ETD Guide/Technical Issues/DiTeD and DIENST

From Wikibooks, open books for an open world
Jump to navigation Jump to search

Theses and dissertations are traditionally covered by the legal deposit law in Portugal. Nowadays, almost all the thesis and dissertations are created using word processors, just confirming the fact that science and technology became one of the first areas for digital publishing.

In this context, the deposit of theses and dissertations emerged as an ideal case study for a scenario concerned with a specific genre. For that, the National Library of Portugal promoted the project DiTeD-Digital Thesis and Dissertations from which a software package with the same name originated.

Requirements

Theses and dissertations carry special requirements for registration and access, since their contents are usually used to produce other genres, such as books and papers, or they can include sensitive material related with, for example. patents. This requires the management system functionality to make it possible to the authors to declare special requirements for access, which have to be registered and respected.

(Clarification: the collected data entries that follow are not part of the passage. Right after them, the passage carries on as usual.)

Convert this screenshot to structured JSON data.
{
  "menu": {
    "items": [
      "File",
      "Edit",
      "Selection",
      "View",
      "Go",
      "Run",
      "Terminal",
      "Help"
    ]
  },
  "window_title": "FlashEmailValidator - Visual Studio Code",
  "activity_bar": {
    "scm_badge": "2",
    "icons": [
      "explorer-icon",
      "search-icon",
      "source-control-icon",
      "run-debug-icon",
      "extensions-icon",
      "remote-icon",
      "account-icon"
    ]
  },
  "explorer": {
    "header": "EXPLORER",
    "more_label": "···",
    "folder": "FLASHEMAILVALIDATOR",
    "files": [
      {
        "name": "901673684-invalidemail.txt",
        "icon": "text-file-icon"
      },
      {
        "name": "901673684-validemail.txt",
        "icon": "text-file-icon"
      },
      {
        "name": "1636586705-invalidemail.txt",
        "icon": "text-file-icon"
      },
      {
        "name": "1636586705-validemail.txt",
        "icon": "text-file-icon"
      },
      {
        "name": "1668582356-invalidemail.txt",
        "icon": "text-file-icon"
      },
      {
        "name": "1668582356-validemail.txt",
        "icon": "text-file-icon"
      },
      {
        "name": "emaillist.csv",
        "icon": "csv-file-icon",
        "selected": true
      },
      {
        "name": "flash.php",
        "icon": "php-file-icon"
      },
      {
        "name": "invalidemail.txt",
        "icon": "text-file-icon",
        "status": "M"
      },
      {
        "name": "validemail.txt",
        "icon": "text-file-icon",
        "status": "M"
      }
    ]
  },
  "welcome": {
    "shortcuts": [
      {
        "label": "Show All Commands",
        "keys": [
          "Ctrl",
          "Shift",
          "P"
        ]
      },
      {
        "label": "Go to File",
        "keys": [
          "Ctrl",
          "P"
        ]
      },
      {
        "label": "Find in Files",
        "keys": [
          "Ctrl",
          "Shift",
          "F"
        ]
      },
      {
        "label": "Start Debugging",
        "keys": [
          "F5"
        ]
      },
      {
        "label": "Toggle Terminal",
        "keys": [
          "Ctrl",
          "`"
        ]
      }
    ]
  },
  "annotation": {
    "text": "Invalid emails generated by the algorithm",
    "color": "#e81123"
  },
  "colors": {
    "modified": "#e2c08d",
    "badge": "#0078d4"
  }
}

Universities have a long tradition of independence in their organization, culture and procedures. As a consequence, soon it was learned that it would be impossible to reach, in the short and medium term, any kind of overall agreement for common formats or standard procedures with the different administrative services. Therefore, the main objective defined for DiTeD was the development, on the top of the Internet, of a framework that would connect the National Library to the local university libraries and would make it possible to support a full digital circuit for the deposit of theses and dissertations.

Architecture

A solution for this framework was found in the DIENST technology [3], which provides a good set of core services. DIENST also has an open architecture that can be used with great flexibility, making it possible to extend its services and build new functionalities. The basic entities of this architecture are shown in Figure 1, as a class diagram in UML - Unified Modeling Language.

diensts.jpg

Master Server

The Master Meta Server provides the centralized services, including a directory of all the local servers members of the system. Only one of these servers must exist in each system.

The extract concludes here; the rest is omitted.